In the case of the rally, the specific material that drivers use, as well as the safety components of the rally car, being completely different from other vehicles require a special attention and, above all, practical training, open also to the stage safety officers, who will be on the stages and who will be the first to arrive on the scene.

"Does anyone know how to open a safety belt in rally cars? Did you know that you have to disconnect the communication system attached to the helmet? And the Hans device? (Head and neck system – attached to drivers’ helmet which helps protect the head and neck).


These were some of the issues that were raised right at the beginning of the training and brought to the attention of the participants. There is no doubt that this medical team knows which techniques to use, for example, for immobilization of head/spine of a victim. What's the best way to do it in a rally scenario?
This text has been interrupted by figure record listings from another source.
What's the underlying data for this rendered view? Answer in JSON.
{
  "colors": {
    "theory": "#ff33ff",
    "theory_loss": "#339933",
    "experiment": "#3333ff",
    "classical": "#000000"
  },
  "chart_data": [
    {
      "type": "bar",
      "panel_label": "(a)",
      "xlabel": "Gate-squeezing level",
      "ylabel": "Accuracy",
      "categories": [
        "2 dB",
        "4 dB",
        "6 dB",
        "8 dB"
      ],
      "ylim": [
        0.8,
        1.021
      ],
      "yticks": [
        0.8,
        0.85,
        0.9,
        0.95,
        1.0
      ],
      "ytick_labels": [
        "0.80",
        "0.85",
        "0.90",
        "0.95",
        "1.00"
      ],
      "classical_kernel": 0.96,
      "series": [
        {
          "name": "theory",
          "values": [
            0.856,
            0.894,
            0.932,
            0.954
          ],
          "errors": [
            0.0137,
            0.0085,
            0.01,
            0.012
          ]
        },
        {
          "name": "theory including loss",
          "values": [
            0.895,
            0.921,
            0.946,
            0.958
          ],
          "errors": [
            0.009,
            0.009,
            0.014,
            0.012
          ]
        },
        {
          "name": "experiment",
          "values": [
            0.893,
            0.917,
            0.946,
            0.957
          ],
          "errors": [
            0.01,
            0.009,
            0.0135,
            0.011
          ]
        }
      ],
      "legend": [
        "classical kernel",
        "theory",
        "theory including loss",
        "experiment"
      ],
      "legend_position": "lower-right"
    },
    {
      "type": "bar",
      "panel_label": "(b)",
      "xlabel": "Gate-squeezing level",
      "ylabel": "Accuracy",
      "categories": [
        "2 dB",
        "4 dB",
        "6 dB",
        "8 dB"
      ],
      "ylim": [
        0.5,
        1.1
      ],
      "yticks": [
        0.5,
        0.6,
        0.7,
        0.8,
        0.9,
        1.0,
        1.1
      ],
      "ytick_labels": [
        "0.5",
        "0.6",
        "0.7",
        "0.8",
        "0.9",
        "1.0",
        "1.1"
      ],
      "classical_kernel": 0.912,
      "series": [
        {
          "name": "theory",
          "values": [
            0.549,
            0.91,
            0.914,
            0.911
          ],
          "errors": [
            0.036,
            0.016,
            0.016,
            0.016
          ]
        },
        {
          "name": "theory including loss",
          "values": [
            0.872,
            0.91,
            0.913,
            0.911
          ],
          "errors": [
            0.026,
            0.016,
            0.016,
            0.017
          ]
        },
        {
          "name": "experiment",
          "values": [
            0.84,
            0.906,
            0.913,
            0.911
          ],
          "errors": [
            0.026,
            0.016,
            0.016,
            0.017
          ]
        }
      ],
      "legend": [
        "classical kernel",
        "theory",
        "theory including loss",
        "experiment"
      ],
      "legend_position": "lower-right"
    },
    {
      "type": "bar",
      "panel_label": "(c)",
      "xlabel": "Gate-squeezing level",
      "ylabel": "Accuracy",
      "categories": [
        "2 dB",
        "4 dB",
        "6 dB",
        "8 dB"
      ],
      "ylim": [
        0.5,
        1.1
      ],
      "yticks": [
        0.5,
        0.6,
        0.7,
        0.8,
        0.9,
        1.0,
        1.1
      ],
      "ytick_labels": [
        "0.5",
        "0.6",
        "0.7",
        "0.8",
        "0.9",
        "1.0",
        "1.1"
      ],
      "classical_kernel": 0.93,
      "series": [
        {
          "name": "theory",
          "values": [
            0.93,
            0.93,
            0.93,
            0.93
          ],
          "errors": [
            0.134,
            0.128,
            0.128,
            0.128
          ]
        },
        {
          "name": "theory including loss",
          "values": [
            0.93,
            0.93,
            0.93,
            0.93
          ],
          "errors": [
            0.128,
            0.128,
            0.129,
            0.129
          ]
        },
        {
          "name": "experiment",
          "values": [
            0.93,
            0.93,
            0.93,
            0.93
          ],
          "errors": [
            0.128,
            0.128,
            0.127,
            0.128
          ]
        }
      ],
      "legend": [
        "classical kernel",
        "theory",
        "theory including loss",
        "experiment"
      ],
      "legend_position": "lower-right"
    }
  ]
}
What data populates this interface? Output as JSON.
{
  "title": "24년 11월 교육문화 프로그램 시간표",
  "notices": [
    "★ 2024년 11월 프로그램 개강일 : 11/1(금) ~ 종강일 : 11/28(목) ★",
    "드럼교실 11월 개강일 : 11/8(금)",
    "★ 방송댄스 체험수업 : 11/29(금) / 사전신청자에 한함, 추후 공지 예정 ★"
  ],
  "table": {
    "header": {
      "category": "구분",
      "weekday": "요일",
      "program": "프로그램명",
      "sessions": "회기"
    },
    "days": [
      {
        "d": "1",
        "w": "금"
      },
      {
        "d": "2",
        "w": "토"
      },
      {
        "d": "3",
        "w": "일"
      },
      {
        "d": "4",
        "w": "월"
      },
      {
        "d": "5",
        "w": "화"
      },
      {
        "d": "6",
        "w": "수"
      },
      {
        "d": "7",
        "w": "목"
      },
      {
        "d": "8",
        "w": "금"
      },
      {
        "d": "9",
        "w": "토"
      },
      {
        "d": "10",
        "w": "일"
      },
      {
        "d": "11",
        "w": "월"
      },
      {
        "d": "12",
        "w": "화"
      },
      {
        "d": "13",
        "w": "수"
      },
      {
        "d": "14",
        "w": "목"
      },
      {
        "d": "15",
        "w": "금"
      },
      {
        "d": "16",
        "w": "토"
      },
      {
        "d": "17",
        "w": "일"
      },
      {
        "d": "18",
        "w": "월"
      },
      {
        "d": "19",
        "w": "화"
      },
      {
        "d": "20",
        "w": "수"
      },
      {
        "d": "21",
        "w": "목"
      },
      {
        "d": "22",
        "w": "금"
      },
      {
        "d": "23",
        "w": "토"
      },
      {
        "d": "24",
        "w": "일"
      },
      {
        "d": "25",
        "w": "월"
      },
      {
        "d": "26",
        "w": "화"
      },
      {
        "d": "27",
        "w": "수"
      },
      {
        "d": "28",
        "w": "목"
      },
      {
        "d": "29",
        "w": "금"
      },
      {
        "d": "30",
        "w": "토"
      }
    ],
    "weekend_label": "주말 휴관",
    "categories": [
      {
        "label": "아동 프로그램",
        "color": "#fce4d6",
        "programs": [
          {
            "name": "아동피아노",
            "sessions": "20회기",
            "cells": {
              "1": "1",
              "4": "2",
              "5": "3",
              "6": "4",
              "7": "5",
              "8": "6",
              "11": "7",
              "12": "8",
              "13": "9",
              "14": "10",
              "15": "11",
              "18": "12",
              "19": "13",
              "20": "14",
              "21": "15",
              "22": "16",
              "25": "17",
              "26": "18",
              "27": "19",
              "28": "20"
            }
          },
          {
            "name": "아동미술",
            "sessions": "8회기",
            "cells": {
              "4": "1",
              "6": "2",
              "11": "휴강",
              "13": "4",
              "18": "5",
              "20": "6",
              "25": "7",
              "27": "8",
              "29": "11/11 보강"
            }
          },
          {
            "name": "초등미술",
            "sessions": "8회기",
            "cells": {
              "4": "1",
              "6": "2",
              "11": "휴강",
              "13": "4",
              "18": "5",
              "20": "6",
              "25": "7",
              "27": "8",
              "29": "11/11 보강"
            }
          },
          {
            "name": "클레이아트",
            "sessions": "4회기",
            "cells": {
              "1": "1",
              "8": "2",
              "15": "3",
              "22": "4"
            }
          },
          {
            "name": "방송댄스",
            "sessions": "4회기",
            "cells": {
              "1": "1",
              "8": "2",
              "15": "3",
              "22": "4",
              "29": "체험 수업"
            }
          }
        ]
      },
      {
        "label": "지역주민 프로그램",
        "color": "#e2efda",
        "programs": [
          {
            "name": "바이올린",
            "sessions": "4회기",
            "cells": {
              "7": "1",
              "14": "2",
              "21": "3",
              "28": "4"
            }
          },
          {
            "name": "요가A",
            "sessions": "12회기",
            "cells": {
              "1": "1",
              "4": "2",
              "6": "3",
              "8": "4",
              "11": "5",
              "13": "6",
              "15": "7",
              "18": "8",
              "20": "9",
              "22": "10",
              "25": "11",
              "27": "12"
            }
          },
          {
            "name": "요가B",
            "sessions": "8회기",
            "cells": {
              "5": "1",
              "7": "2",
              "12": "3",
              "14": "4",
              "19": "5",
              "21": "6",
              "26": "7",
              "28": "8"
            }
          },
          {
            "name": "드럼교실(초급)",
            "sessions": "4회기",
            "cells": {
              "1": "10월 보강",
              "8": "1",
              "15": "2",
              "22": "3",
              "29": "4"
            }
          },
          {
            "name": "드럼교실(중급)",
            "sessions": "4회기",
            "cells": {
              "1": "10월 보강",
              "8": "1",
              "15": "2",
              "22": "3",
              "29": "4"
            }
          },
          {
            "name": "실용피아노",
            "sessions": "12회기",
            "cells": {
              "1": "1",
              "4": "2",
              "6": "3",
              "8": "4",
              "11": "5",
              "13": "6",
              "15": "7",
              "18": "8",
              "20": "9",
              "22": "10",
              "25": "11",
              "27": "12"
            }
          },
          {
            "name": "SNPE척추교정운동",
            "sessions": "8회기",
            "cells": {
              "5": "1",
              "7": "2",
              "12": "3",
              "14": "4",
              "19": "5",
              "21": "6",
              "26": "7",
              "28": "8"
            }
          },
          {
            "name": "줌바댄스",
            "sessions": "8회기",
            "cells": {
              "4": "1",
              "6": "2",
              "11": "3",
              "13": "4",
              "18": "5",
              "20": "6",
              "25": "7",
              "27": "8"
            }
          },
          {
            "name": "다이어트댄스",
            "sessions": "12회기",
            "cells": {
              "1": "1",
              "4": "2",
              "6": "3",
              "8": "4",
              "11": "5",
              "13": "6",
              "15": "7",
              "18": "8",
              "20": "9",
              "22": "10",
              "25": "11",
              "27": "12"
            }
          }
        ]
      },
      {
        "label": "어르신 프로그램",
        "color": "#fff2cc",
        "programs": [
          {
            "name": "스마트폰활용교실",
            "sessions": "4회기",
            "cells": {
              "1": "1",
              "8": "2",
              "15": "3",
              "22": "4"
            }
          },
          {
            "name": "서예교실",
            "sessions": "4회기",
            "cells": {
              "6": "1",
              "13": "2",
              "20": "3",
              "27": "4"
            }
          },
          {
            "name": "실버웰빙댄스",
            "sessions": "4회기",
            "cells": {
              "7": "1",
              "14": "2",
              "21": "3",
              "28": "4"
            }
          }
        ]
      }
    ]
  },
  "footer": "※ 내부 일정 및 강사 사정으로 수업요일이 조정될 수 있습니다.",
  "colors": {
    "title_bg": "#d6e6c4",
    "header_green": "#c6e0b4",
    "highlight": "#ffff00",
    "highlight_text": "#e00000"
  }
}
How to carry out the extraction of a driver or co-driver in the event of an accident, given that there is very little room to manoeuvre in a rally car? And what is the role of extrication vehicles and how to act as a team?

These and other questions were explained at the Madeira Tecnopolo, first in theory, and then, in practice through simulations with the help of Toyota Yaris from the Ferro brothers. The Funchal Municipal Fire Department also gave a valuable help, by coming on site with an extrication unit, showing the equipment and explaining the main procedures, all in accordance with international standard criteria for safety and rescue.